A successful bid would bring the convention to Brooklyn's Barclays Center for the first time. Past Republican and Democratic presidential nominating conventions have been held at Madison Square Garden in Manhattan.
"They recognized some of our strengths, some of the things we bring to the table that are so powerful," Mayor Bill de Blasio said at City Hall of the Democratic National Committee's decision. "We are a diverse city, stronger for our diversity . . . We're a city that's more inclusive than ever."
New York is also a media capital and economic leader, he added before convening a meeting of about 60 elected and community leaders to discuss the bid.
Phoenix and Birmingham, Alabama, are no longer in the running to be convention hosts, the DNC said Monday.
The committee also released potential 2016 convention dates: the weeks of July 18, July 25 and Aug. 22. A final host city and date are to be announced early next year.

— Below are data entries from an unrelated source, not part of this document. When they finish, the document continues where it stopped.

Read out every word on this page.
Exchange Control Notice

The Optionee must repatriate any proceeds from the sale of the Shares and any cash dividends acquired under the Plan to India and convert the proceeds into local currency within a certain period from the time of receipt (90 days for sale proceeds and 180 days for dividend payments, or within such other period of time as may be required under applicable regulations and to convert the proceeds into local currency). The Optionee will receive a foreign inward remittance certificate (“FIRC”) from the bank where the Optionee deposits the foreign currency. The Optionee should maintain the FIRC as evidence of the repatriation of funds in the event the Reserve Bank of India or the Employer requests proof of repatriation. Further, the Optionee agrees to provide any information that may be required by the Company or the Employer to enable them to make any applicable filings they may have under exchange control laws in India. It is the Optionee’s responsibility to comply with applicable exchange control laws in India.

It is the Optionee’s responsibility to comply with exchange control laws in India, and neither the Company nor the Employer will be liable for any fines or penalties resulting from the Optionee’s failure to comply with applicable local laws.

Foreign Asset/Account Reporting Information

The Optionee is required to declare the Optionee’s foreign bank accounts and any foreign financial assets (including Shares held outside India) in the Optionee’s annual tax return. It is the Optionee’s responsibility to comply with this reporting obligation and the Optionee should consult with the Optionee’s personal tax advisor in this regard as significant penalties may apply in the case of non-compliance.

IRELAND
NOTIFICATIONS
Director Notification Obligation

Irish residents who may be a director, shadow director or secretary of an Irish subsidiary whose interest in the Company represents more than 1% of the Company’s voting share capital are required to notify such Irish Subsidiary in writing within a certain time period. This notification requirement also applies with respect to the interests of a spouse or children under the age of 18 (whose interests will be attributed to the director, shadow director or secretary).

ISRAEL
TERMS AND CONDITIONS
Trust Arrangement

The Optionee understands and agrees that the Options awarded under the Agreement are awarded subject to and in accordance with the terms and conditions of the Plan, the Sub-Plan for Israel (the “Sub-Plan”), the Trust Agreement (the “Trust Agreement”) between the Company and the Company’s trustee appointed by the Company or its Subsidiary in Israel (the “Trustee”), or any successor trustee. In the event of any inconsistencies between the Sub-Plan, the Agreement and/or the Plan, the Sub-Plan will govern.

"We are fortunate to have such a diverse and vibrant group of cities interested in hosting this special event," DNC chairwoman Debbie Wasserman Schultz said in a statement. "We look forward to working with Columbus, New York, and Philadelphia."
The convention would cost an estimated $100 million and attract more than 30,000 attendees to the city, with most expected to stay at hotels in Manhattan. De Blasio reiterated that hosting would be a five-borough effort, though Brooklyn and Barclays Center -- which opened in 2012 and is home to the Brooklyn Nets -- are at the heart of the bid.
Brooklyn is de Blasio's home borough.
Sen. Charles Schumer (D-N.Y.), who hails from Brooklyn, Monday at City Hall said it is now "the hippest, coolest place to be."
He said he is confident that the borough will win the bid because "we are the future."
City officials last week said they have secured $10 million in commitments toward convention costs from host committee members, who include business, civic and labor leaders.
A DNC scouting team visited Brooklyn and Manhattan in August to assess the city's potential as a host.
The Republican National Committee has chosen Cleveland as its 2016 convention site.